After almost seven years a camera and its contents have been returned to their owner, thanks to a very identifiable T-shirt.
UK holiday-maker Rory Fitzgerald spotted the camera while on a diving trip to Australia. He retrieved the camera from the bottom of Sydney’s Balmoral Bay and 3.5GB of photos on a trip in 2015 and had been looking for its owner ever since.
The camera itself was damaged beyond repair but, to his surprise, the memory card contained a treasure trove of clues.
In July 2015 Fitzgerald posted a photo from the mystery camera to Facebook.
“This may be a long shot, but I am trying to reunite someone with a lost memory card which I found while visiting Australia …” he wrote.
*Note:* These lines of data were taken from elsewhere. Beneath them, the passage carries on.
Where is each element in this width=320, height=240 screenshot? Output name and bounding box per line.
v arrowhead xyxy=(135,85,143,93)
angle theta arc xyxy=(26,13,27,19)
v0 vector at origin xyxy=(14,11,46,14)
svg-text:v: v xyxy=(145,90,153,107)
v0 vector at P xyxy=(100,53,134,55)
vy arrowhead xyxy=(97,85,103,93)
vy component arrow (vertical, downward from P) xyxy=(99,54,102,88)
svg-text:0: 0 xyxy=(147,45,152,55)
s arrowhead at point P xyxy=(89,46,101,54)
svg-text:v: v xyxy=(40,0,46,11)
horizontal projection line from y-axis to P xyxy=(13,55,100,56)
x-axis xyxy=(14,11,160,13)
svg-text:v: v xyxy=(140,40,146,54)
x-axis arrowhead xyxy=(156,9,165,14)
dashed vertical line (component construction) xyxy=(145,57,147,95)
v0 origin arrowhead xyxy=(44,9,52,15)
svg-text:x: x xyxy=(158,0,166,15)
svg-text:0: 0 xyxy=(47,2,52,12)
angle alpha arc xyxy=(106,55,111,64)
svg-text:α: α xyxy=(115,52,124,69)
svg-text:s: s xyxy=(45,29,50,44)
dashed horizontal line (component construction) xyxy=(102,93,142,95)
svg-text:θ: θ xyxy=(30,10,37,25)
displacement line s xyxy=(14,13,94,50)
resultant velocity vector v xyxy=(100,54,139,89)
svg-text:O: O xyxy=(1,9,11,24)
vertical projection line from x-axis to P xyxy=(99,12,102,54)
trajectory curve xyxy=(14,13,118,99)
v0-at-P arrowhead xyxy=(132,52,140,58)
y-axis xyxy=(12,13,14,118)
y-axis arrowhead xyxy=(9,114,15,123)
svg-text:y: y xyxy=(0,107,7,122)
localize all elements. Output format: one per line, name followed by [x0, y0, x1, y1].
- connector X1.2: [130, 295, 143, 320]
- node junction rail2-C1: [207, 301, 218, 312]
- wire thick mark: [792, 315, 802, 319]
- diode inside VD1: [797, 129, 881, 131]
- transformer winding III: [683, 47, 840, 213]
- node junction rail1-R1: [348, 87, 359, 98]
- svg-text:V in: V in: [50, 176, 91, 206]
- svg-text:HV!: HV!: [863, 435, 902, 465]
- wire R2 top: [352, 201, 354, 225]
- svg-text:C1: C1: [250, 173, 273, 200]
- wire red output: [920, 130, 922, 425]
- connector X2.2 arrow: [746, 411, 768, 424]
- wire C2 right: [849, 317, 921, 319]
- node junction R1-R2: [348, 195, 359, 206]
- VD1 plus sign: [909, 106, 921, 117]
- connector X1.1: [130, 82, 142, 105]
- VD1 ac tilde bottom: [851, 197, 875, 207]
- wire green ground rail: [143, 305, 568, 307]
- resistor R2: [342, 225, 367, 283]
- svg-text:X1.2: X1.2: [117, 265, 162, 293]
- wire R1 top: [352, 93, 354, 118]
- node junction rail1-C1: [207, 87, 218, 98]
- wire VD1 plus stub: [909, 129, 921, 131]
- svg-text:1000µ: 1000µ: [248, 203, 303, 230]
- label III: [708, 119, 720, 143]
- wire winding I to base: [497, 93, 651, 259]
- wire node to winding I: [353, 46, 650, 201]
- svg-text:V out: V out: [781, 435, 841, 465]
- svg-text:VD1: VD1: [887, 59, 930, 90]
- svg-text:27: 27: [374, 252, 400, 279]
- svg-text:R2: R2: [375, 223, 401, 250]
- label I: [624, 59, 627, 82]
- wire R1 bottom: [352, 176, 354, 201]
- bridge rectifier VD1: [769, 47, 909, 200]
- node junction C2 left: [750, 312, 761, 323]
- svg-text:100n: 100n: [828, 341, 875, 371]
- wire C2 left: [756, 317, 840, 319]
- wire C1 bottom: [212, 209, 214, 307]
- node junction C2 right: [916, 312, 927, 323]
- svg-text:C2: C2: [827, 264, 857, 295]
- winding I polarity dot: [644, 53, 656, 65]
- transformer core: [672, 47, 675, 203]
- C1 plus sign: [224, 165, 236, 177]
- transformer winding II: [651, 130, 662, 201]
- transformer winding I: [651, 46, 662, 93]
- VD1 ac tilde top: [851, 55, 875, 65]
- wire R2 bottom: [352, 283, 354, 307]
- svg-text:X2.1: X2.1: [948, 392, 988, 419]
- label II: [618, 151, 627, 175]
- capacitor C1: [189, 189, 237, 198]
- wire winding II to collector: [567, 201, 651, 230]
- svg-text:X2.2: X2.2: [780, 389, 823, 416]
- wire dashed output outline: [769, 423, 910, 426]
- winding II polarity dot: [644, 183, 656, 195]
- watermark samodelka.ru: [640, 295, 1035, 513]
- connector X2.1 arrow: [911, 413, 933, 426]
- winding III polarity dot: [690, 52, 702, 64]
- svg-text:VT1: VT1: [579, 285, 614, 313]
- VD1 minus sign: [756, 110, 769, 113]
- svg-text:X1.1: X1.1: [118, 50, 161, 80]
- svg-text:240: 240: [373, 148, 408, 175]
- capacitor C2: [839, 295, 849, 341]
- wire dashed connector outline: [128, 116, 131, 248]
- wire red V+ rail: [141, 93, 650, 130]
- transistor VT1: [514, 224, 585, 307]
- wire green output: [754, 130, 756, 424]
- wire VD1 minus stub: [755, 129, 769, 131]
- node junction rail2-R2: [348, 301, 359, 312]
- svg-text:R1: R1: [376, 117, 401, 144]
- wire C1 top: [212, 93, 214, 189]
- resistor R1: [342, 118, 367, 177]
Among the clues at his disposal were images of a Singaporean driving license belonging to Lee Lisheng, Lydon and a man in a race T-shirt from the Marina 21k race in Singapore.
He thought it was all in vain until in 2020, he received a message out of the blue from someone claiming to be its owner.
Apparently Lydon stumbled across the post when he was Googling his name, years after the discovery, when the lost camera was a distant memory.
“Well, Facebook did its stuff!” wrote the diver last Friday, in a very late update to the post.
Lydon and Fitzgerald finally met this week after he was visiting the UK for a friend’s wedding.
“Today, I met with and reunited Lyndon Lee with his long lost (around 3.5Gb) photo memories.”
It turns out the man in the T-shirt was in fact a not Lydon but a friend, he instantly recognized the pictures and the memories of the trip to Australia came flooding back.”
Fitzgerald, who is a long distance swimmer, travels the world for competitions and events. He said the adventure of the memory card was a lesson that what goes on social media stays on social media forever – and sometimes that’s not a bad thing.
He and his partner have been making friends by returning objects he finds under water for years.
“I’ve been swimming across the globe and you find a lot of things, most often golf balls,” he told the BBC.
“I like to do the right thing and return objects to where they belong,”
He can’t wait to make the return trip to Singapore, he said.